Наконец мама сказала, чтобы я попил молока с булкой и пошёл спать. А я так и сделал, потому что лыцарь должен всегда делать то, что говорит дама. И мама. Потому, что мама тоже дама, она же не мальчик. И я попил молока с булкой и пошёл спать. Вообще-то, я не люблю ложиться спать. Потому что спать скучно. И потому, что я плохо засыпаю. Я всё лежу и не засыпаю. И мне скучно. Бабушка сказала, чтобы я считал овечек, и тогда я быстро засну. Чтобы закрывал глаза и считал. Только я очень быстро считаю до десяти. А эти овечки ужасно глупые. Они бегают туда-сюда и не хотят считаться. Только я всё равно их считаю, потому, что умею считать очень быстро. Правда, я всё равно не засыпаю, потому что овечек очень мало, всего десять, а считать их два раза скучно. Вот. Но всё равно я пошёл спать, чтобы мама не стала плакать ещё больше. А ещё я очень устал, потому что ходил за хлебом и ещё целый час простоял в углу.

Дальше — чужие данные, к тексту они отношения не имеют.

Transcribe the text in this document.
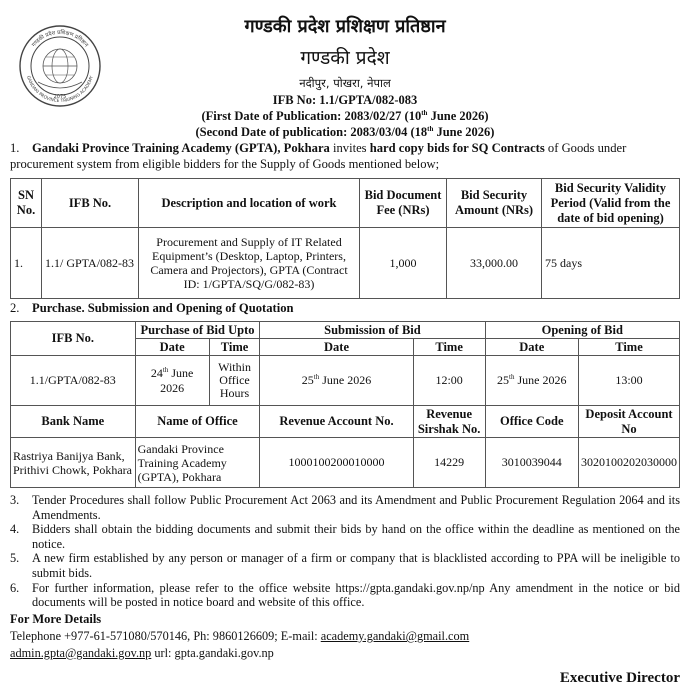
गण्डकी प्रदेश प्रशिक्षण प्रतिष्ठान
GANDAKI PROVINCE TRAINING ACADEMY
2075
गण्डकी प्रदेश प्रशिक्षण प्रतिष्ठान
गण्डकी प्रदेश
नदीपुर, पोखरा, नेपाल
IFB No: 1.1/GPTA/082-083
(First Date of Publication: 2083/02/27 (10th June 2026)
(Second Date of publication: 2083/03/04 (18th June 2026)
1. Gandaki Province Training Academy (GPTA), Pokhara invites hard copy bids for SQ Contracts of Goods under procurement system from eligible bidders for the Supply of Goods mentioned below;
SN No.	IFB No.	Description and location of work	Bid Document Fee (NRs)	Bid Security Amount (NRs)	Bid Security Validity Period (Valid from the date of bid opening)
1.	1.1/ GPTA/082-83	Procurement and Supply of IT Related Equipment’s (Desktop, Laptop, Printers, Camera and Projectors), GPTA (Contract ID: 1/GPTA/SQ/G/082-83)	1,000	33,000.00	75 days
2. Purchase. Submission and Opening of Quotation
IFB No.	Purchase of Bid Upto		Submission of Bid		Opening of Bid	
	Date	Time	Date	Time	Date	Time
1.1/GPTA/082-83	24th June 2026	Within Office Hours	25th June 2026	12:00	25th June 2026	13:00
Bank Name	Name of Office		Revenue Account No.	Revenue Sirshak No.	Office Code	Deposit Account No
Rastriya Banijya Bank, Prithivi Chowk, Pokhara	Gandaki Province Training Academy (GPTA), Pokhara		1000100200010000	14229	3010039044	3020100202030000
3.	Tender Procedures shall follow Public Procurement Act 2063 and its Amendment and Public Procurement Regulation 2064 and its Amendments.
4.	Bidders shall obtain the bidding documents and submit their bids by hand on the office within the deadline as mentioned on the notice.
5.	A new firm established by any person or manager of a firm or company that is blacklisted according to PPA will be ineligible to submit bids.
6.	For further information, please refer to the office website https://gpta.gandaki.gov.np/np Any amendment in the notice or bid documents will be posted in notice board and website of this office.
For More Details
Telephone +977-61-571080/570146, Ph: 9860126609; E-mail: academy.gandaki@gmail.com
admin.gpta@gandaki.gov.np url: gpta.gandaki.gov.np
Executive Director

А потом пришла мама. Мама всегда приходит и говорит "спокойной ночи". Только в этот раз она сказала, о чём я думал. То есть, она спросила, о чём я думал. А я сказал, что думал про всякое. Потому что я всегда очень много думаю. Вот сегодня я думал над своим поведением, потому что мама сказала, чтобы я встал в угол и подумал над своим поведением. Вообще-то, поведение у меня почти всегда хорошее, потому что я уже не маленький, и мне почти шесть лет. И ещё потому, что я должен быть лыцарем. А у лыцаря должно быть очень хорошее поведение. А ещё я думал, что это плохо, когда мама плачет. Но дамам ведь можно плакать, потому что они не лыцари. А лыцарь должен быть мужественный и всегда уступать место в автобусе.
А мама тогда ответила "хорошо", и чтобы я тогда сказал, где я всё-таки был. Дамы иногда задают совсем непонятные вопросы. Как же я могу сказать, где я был, если я был везде. Но я должен быть лыцарем, и не сердиться на даму, когда она задаёт странные вопросы. Даже если дама - это мама. И я спросил, КОГДА где я был. А мама сказала, чтобы я не придуривался, и что она спросила, где я был, когда ходил за хлебом. Дамы иногда бывают очень смешные. Иногда они спрашивают то, что сами знают. Но лыцарь должен быть очень вежливый, когда говорит с дамой. И я сказал, что когда я ходил за хлебом, я туда и ходил. То есть, в магазин. Только сначала я, конечно, пошёл искать Олега, потому что Олег мой друг. А мама спросила, что было дальше. А дальше я нашёл Олега. Он с Валеркой сидел в нашем секретном месте.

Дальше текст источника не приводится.